Por Aline Bonholi Barbosa e Mayara Marques Breviglieri

Visitas online a museus, plataformas de streaming e brincadeiras tradicionais passaram ser as formas de cultura mais consumidas na quarentena.
(Créditos: Aline B. Barbosa/Canva.com)

Há séculos, diversas áreas sociais procuram formas de sintetizar a definição de cultura. Certamente, não é uma tarefa fácil. De certa maneira, todos nós crescemos cercados de cultura, e, sobretudo, sabemos sobre sua importância. Mas como defini-la?

Antes de entender o papel que a cultura exerce sobre a sociedade em que está inserida, é preciso compreender quais as definições que melhor se aplicam a esse conceito e tudo que ele engloba.

O que é cultura?

A primeira concepção efetivamente aceita foi elaborada por Edward Taylor, considerado um dos pais da antropologia britânica; futuramente, ele viria a inspirar antropólogos e sociólogos americanos, que também criaram outras teorias sobre o que é cultura.  Mesmo assim, a definição de Taylor é uma das mais aceitas globalmente, reiterada, posteriormente, por Roque de Barros Laraia, estudioso brasileiro.

Segundo esses estudiosos e pesquisadores, cultura se define como sendo: “Um complexo que inclui conhecimentos, crenças, arte, moral, leis, costumes e quaisquer hábitos adquiridos pelo homem como membro individual ou social”.

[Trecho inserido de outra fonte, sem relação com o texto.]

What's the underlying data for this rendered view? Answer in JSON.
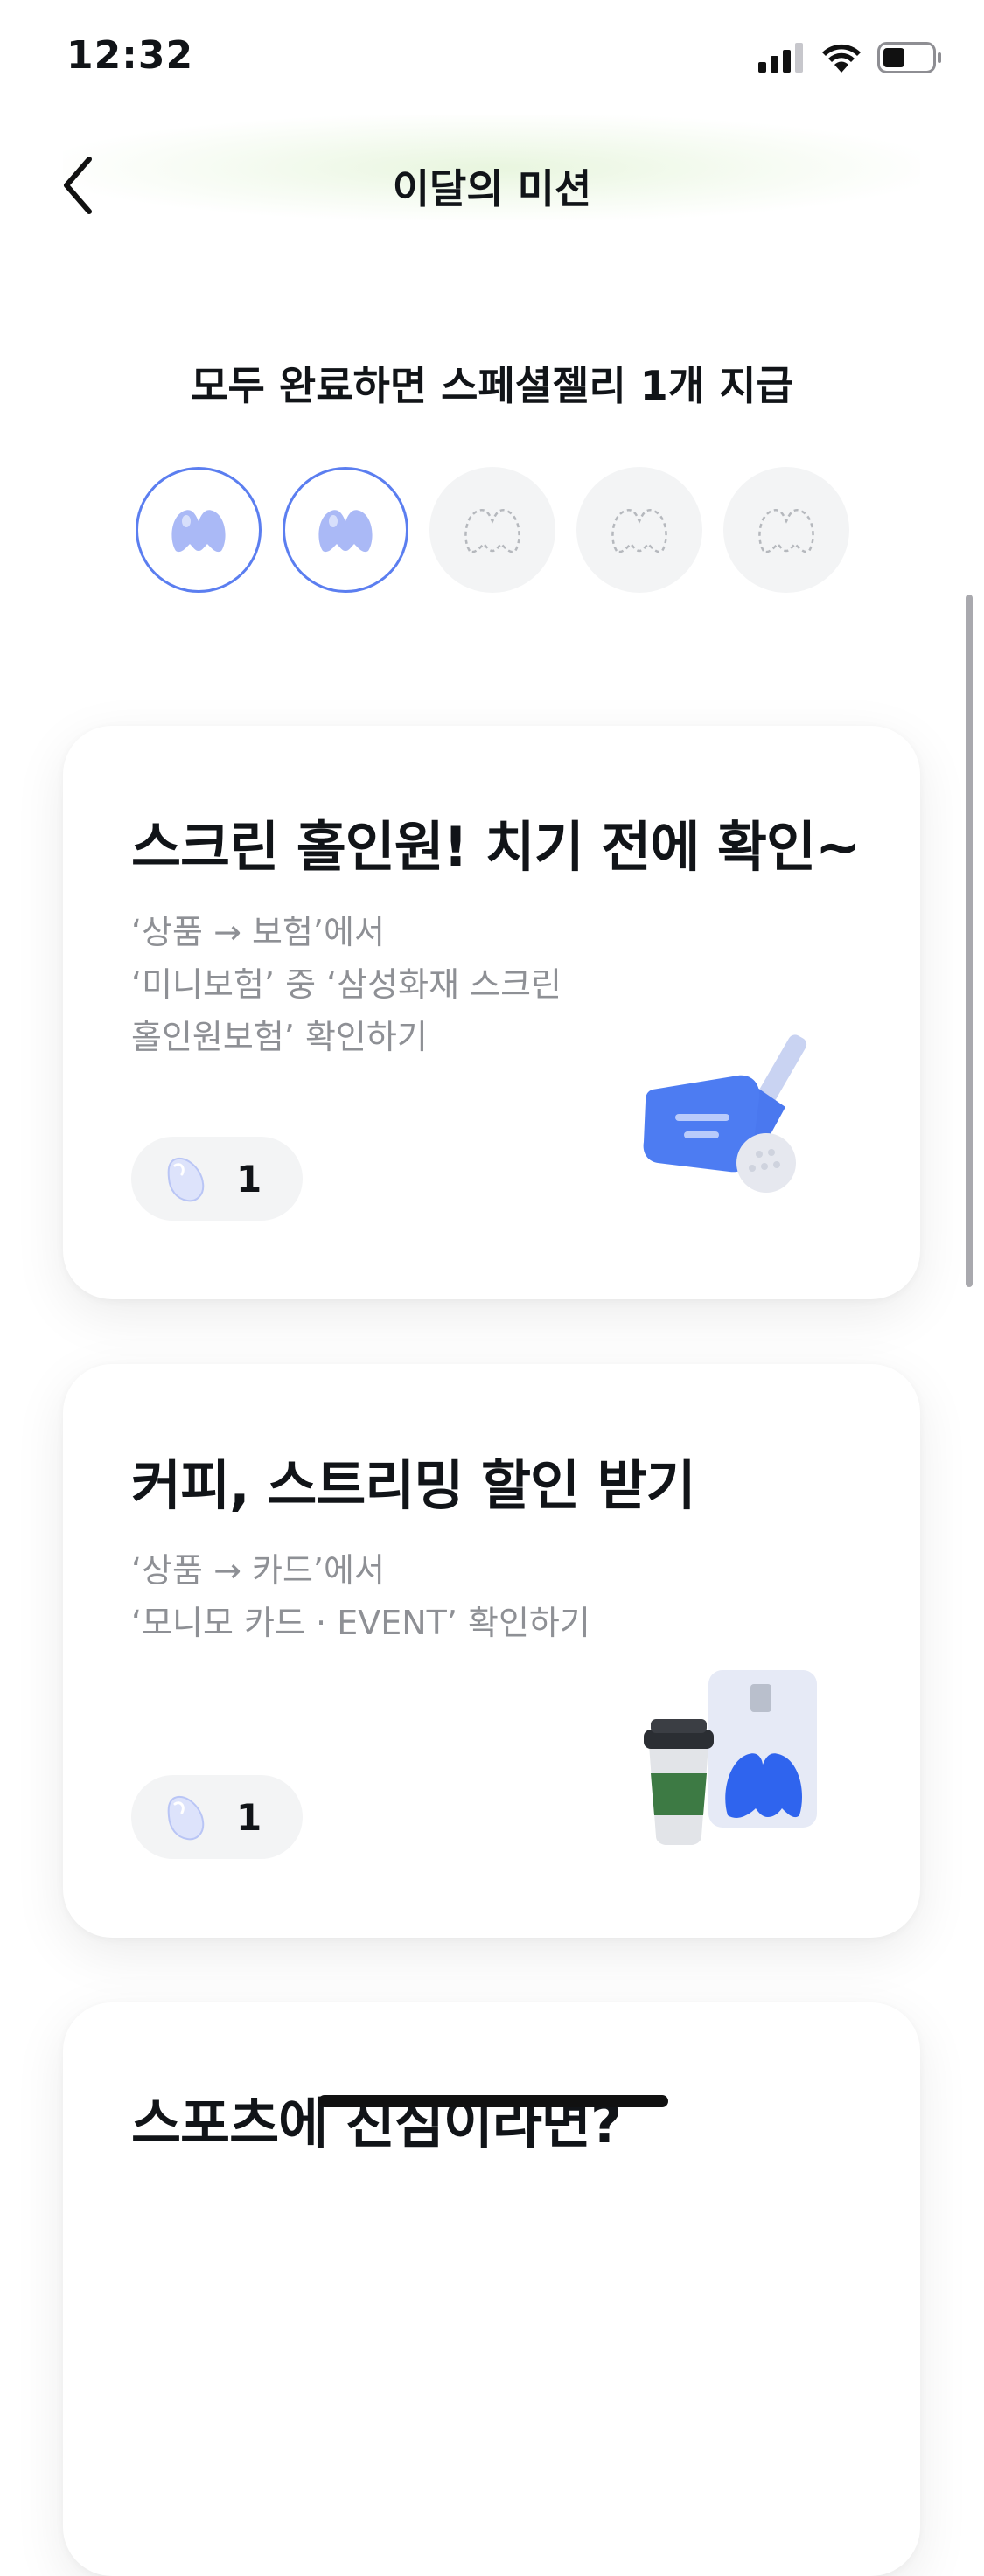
{
  "status_bar": {
    "time": "12:32"
  },
  "header": {
    "title": "이달의 미션"
  },
  "progress": {
    "title": "모두 완료하면 스페셜젤리 1개 지급",
    "slots": [
      "done",
      "done",
      "todo",
      "todo",
      "todo"
    ],
    "accent_color": "#5b7ef0"
  },
  "missions": [
    {
      "title": "스크린 홀인원! 치기 전에 확인~",
      "desc_lines": [
        "‘상품 → 보험’에서",
        "‘미니보험’ 중 ‘삼성화재 스크린",
        "홀인원보험’ 확인하기"
      ],
      "reward": "1",
      "illustration": "golf-club-icon"
    },
    {
      "title": "커피, 스트리밍 할인 받기",
      "desc_lines": [
        "‘상품 → 카드’에서",
        "‘모니모 카드 · EVENT’ 확인하기"
      ],
      "reward": "1",
      "illustration": "coffee-card-icon"
    },
    {
      "title": "스포츠에 진심이라면?"
    }
  ]
}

Trata-se de um conjunto de padrões de comportamento, passados de geração em geração, mutáveis e adaptáveis. De fato, estas são algumas das principais características que podem sintetizar, ao menos um pouco, toda a complexidade e importância que esse conceito representa para nós.

A cultura se modifica com o tempo. Diferentes gerações, de diferentes partes do mundo, carregaram diferentes formas de cultura, que também se adaptaram às situações vividas por esses povos.

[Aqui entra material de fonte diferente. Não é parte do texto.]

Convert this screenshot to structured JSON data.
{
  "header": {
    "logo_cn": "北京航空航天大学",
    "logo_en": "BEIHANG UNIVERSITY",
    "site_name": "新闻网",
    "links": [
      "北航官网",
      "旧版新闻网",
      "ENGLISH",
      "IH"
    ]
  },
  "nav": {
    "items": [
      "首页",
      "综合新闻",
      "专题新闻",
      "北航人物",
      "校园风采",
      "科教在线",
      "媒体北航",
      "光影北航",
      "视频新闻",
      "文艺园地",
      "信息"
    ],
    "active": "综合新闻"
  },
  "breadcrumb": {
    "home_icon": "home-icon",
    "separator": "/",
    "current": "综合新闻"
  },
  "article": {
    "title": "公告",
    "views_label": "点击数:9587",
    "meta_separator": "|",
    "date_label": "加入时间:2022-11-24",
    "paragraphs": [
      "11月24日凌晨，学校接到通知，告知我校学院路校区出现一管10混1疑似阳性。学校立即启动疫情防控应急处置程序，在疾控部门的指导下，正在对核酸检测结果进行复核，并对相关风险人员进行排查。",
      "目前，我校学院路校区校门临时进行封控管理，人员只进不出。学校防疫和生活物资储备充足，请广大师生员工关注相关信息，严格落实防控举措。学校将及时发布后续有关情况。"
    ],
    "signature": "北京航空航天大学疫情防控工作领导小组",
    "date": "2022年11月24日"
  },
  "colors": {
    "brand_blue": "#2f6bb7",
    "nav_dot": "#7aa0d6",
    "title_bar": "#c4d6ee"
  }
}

Você pode estar se perguntando: a cultura também pode se adaptar até mesmo à, digamos, uma pandemia global?

A resposta é sim.

Jovens de etnias e culturas passaram a usar máscaras como forma de prevenção da Covid-19 (Créditos: freepik.com)

A sociedade moderna nunca passou por situação semelhante à que vivenciamos no ano de 2020. A pandemia global ocasionada pela COVID-19, uma doença respiratória causada pelo vírus SARS-CoV-2 (coronavírus), fez milhares de mortos pelo mundo todo, e uma das soluções encontradas foi o isolamento e o distanciamento social, capaz de minimizar o contágio e os feitos da doença.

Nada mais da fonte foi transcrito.